Thanks so much for supporting such a great tool. I am running into an issue trying to import multiple VCF shards from Sentieon’s implementation of GATK. Some of the shards import without issue. For others, there is an error thrown for single lines (complex indels):
mt = hl.import_vcf(in_path + ‘GVCFtyper-shard_2.vcf’,
reference_genome=‘GRCh38’, array_elements_required=False, skip_invalid_loci=True)
hail.utils.java.FatalError: HailException: GVCFtyper-shard_2.vcf:column 381286: empty integer field
… 0,0,0,0,0,0,0,0,0,0,0,0,0:18:99:.:. :.:.:.:.:. 0/1:8,6,0,0,0,0,0,0,0,0,0 …
offending line: chr1 25819429 . TGAGAGAGA AGAGAGAGA,TGAGAGAGAGAGAGAGAGA,TGAG…
see the Hail log for the full offending line
When I manually remove this line from the VCF, the file can be imported successfully, but this solution is slow and not scalable. Is there a better way to skip such lines and force import? Any insights would be greatly appreciated!

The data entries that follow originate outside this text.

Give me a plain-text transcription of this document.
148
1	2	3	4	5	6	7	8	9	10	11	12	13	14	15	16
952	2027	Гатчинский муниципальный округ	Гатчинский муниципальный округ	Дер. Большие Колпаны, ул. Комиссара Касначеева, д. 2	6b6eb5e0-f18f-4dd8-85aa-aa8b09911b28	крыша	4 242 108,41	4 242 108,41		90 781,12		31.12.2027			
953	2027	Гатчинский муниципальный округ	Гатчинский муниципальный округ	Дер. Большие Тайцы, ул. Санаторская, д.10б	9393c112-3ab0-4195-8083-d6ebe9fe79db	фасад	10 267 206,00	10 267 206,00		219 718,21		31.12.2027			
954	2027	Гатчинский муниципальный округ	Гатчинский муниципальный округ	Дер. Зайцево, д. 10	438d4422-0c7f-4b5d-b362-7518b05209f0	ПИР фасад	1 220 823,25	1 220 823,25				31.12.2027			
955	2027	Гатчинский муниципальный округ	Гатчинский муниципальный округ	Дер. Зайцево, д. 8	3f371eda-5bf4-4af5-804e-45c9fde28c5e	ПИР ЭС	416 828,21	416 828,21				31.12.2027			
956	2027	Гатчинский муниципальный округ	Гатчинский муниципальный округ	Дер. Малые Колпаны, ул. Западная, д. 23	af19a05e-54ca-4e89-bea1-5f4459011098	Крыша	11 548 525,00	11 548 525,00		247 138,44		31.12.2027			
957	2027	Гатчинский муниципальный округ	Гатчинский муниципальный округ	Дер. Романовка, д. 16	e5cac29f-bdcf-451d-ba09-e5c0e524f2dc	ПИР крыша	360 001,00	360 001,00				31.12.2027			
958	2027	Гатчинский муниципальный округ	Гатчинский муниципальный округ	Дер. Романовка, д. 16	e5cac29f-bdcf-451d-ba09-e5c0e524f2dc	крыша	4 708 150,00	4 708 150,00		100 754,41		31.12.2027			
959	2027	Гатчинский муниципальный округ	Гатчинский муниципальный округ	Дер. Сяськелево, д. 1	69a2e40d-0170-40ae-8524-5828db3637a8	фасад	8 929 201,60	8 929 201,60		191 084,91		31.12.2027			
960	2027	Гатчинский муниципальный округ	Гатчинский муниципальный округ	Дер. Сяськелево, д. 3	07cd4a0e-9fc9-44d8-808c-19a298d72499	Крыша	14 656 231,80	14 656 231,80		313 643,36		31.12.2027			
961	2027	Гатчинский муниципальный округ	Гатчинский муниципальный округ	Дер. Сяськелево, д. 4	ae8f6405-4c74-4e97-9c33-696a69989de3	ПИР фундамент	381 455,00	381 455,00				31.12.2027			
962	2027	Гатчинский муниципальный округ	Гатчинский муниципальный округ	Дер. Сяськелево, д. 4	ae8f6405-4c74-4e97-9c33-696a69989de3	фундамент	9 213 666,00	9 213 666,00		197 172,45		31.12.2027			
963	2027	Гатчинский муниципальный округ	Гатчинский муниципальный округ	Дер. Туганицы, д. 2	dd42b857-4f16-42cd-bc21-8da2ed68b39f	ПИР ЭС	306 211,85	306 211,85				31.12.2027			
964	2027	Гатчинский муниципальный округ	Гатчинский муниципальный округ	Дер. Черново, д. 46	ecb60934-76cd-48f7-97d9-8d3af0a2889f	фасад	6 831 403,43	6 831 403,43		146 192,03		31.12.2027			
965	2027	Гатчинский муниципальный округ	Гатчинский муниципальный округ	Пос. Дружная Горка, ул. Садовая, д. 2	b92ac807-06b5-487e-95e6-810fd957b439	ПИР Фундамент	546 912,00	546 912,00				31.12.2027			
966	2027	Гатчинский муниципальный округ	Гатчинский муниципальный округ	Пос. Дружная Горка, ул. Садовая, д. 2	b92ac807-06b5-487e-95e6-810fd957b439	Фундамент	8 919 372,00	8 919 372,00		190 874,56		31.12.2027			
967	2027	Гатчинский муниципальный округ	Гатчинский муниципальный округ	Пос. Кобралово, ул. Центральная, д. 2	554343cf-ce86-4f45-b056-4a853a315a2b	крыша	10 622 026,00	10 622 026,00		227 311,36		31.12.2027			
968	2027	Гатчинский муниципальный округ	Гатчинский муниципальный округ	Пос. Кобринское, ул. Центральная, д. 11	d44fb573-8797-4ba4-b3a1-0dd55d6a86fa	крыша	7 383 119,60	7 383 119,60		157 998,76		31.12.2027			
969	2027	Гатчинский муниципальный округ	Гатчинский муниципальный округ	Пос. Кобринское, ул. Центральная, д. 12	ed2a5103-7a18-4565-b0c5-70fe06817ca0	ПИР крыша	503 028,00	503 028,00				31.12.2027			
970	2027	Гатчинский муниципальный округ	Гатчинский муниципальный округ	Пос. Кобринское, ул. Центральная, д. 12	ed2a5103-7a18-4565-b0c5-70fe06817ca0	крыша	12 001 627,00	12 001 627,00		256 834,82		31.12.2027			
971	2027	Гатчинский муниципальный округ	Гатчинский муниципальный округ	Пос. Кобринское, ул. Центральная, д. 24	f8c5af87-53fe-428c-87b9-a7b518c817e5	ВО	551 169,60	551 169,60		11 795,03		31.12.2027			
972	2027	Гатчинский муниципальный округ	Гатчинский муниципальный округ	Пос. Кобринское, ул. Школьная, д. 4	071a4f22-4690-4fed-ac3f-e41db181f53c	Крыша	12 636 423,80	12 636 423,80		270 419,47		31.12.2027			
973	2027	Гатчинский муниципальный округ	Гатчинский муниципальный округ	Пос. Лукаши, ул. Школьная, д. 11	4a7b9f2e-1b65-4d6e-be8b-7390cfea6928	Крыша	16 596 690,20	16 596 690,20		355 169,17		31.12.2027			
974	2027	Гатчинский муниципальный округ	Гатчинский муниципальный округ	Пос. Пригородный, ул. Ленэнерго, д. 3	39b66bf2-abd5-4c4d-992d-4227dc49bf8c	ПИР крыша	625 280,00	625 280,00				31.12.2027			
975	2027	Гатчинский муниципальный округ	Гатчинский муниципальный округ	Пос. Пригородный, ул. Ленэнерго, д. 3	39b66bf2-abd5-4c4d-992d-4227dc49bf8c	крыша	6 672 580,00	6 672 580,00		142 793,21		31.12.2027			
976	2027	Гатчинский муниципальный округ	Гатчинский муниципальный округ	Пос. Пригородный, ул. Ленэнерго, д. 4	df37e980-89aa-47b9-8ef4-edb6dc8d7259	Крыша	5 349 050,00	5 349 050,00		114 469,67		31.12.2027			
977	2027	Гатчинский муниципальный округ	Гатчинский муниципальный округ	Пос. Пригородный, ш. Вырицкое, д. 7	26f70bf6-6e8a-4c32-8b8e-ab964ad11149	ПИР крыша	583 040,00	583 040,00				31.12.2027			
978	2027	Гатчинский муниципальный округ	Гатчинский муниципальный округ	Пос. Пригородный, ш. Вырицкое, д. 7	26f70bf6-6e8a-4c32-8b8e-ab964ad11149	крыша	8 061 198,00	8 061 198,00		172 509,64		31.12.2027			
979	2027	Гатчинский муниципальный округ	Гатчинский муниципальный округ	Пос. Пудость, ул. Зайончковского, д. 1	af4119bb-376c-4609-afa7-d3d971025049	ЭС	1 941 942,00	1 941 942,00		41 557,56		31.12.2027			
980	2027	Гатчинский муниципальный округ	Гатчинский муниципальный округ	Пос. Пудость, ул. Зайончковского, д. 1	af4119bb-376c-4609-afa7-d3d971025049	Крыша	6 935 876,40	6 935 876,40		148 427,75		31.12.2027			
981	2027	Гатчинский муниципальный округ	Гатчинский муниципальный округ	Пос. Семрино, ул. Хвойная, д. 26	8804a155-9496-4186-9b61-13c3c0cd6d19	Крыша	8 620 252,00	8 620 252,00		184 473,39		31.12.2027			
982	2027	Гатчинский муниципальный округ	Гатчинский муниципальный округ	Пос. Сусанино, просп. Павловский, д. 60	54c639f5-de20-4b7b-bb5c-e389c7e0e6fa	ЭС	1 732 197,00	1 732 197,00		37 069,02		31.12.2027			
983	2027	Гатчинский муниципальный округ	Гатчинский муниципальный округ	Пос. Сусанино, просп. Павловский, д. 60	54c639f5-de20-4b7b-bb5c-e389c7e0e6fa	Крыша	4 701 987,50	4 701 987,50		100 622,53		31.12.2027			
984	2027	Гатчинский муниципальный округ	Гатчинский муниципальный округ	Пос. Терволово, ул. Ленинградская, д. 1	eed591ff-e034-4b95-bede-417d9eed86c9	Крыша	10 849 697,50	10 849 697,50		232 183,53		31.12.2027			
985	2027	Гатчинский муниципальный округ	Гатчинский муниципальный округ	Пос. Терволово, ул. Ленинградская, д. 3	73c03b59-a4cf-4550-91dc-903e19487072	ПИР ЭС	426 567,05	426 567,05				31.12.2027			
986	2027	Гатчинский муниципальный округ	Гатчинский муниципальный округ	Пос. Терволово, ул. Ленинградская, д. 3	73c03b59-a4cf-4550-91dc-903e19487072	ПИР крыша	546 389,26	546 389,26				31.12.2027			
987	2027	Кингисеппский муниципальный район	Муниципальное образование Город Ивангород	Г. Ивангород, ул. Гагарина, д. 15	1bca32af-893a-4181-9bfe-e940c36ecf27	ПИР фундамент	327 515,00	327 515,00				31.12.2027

what is the carat pointing to?
It is pointing to the space in the middle of this part of the line “,0:18:99:.:. :.:.:.:.:.”
Sorry, actually pointing to the colon after the space.
This seems like an invalid VCF to me – a FORMAT field can’t start with
:. This is feedback you should give to Sentieon for sure! In the meantime, I don’t know of a way to ignore lines with bad data like this. Do you see it frequently?
Ah, thanks so much. I’ll definitely pass this along to Sentieon. This happened twice in the file attempted here, and I have a test running on 100 shards to see how frequently it appears. I’ll keep you posted.
Thanks! Sorry about the inconvenience.
If you have those specific patterns, when variant information does not apply to a specific sample, you can temporarily fix it with
sed and regular expressions to substitute
0, since Hail matches the data types declared in the header. Bcftools generates similar outputs. It’s a dirty trick but it does the job. Just be careful not to overwrite your actual data.
Quick update: the Sentieon team reports that this bug was fixed in a more recent version of the software and suggests two solutions: sed to replace ‘\t:’ with ‘\t./.:’ (diploids) or using bcftools view to fill 0s into missing genotypes (along the lines of cdeniz’s solutions). We’re using the former and haven’t tested the latter. Thanks everybody for your time!